Well, Ketan, we were so tight. No, look, we had a great Q4 and a great December, but I wouldn't call that move up volume. I mean, obviously, they're going to -- distributors rightly sell, try to get orders in prior to the price increase. But our -- we're so stretched right now from a order management standpoint that there was not significant volume moved out of January into December as a result of that. We're just -- we're running so tightly right now that there's not a lot of opportunity for us to pre-ship or for a distributor to preorder ahead of anything, but that certainly didn't happen in December.

K
Ketan Mamtora
BMO Capital Markets

Got it. And then obviously, with what you've announced today with Houlton and Sagola, I'm just curious kind of sort of any updated thoughts around Val-d'Or and the Cook projects that you had talked about in the past? And how are you thinking about those options that you all have?

B
Brad Southern
CEO

Well, Ketan, we plan to continue to grow Siding beyond the Sagola conversion, and we will continue to look at all available options for the next fill after all that. I mean, we do own a nice plant site in Cook as you know, we own a facility in Val-d'Or, Québec. We also have -- I'll just remind, the [alliance] that’s pretty new in Maniwaki, Québec that uses aspen and then we have Peace Valley. And we also have expansion opportunities within our current mill network.

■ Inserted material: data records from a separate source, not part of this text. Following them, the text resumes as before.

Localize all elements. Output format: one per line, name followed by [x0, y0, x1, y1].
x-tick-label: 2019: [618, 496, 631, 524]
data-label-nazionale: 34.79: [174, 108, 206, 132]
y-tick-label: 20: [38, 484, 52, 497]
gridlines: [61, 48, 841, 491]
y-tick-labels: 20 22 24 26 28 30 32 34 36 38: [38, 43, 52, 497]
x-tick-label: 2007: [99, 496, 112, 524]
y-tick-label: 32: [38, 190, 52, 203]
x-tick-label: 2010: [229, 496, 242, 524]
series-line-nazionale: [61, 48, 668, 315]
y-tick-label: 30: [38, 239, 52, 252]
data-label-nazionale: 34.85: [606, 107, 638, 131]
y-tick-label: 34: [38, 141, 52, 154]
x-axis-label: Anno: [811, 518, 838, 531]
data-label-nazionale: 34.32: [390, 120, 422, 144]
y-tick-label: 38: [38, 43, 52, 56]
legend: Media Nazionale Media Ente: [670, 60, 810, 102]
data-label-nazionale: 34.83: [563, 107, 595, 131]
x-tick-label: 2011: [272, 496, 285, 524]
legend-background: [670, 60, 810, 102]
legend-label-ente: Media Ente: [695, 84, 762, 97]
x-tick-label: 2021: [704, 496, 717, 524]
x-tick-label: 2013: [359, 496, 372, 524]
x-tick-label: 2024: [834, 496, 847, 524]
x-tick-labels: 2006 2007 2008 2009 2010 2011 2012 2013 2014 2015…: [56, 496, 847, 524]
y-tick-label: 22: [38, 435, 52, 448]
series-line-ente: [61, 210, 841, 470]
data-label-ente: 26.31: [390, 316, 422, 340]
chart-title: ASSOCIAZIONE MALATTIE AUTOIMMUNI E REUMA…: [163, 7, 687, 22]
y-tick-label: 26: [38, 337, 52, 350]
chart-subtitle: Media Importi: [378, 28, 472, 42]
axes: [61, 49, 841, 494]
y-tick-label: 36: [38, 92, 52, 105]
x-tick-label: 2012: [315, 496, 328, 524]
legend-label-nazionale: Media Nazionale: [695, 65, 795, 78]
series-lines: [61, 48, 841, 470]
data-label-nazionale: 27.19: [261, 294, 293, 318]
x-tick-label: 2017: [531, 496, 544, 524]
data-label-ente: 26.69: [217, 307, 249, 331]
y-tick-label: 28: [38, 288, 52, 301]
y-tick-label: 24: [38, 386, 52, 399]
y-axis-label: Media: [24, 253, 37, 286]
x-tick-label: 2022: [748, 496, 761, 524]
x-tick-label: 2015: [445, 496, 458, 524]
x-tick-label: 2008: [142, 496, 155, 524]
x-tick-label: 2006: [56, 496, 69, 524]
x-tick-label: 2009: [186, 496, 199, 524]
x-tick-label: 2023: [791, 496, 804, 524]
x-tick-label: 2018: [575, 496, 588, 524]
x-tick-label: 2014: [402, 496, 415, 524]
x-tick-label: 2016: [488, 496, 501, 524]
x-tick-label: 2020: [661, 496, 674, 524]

And finally, there are other people that own OSB mills in aspen wood baskets that we have periodic conversations with. So all of those will be on the table as we think about beyond the Sagola conversion and which we are doing. I mean it's got to a point now with our growth, where every couple of years now, we're going to be needing to do one of these. And so it’s a very active conversation and all options will remain available to us as we look beyond the Sagola conversion.

K
Ketan Mamtora
BMO Capital Markets

Got it. That's helpful. And then just one last question. Obviously, we've seen a big rally in a lot of sort of wood product commodities, whether it's lumber, it's OSB, it’s plywood, are you seeing any signs that this big rally is starting to have any negative impact on demand?

B
Brad Southern
CEO

Ketan, I hear from listening to housing experts and listening in or reiterating the transcripts from the builders that obviously product inflation is an issue -- can become an issue around affordability, especially for the first time homebuyer. That makes sense to me when I hear people talk about that risk, but we're not seeing that from a demand standpoint being in any way impacting the business right now. And look, the inventories are as lean as they can be and it's the middle of February. So when we get to the spring building season, which is tomorrow, basically, as soon as we get this thought out here in the South, it's on -- it might be one of the constraints that is out there for the industry, but I think there's just so much momentum right now that we're going to -- we're -- the kind of growth that people are forecasting, I see an avenue to that kind of growth over the next couple of years. So I hear it and I believe it. I believe it can be an issue, but we're certainly not seeing evidence of that in our order file.

A
Aaron Howald
IR

Thank you, everyone. There appear to be no more questions in the queue. And so we will conclude the fourth quarter and year-end earnings call for LP Building Solutions there. Stay safe, everyone, and we look forward to speaking with you again soon. Thank you, operator.

Operator

Ladies and gentlemen, this concludes today's conference call. Thanks for participating. You may now disconnect.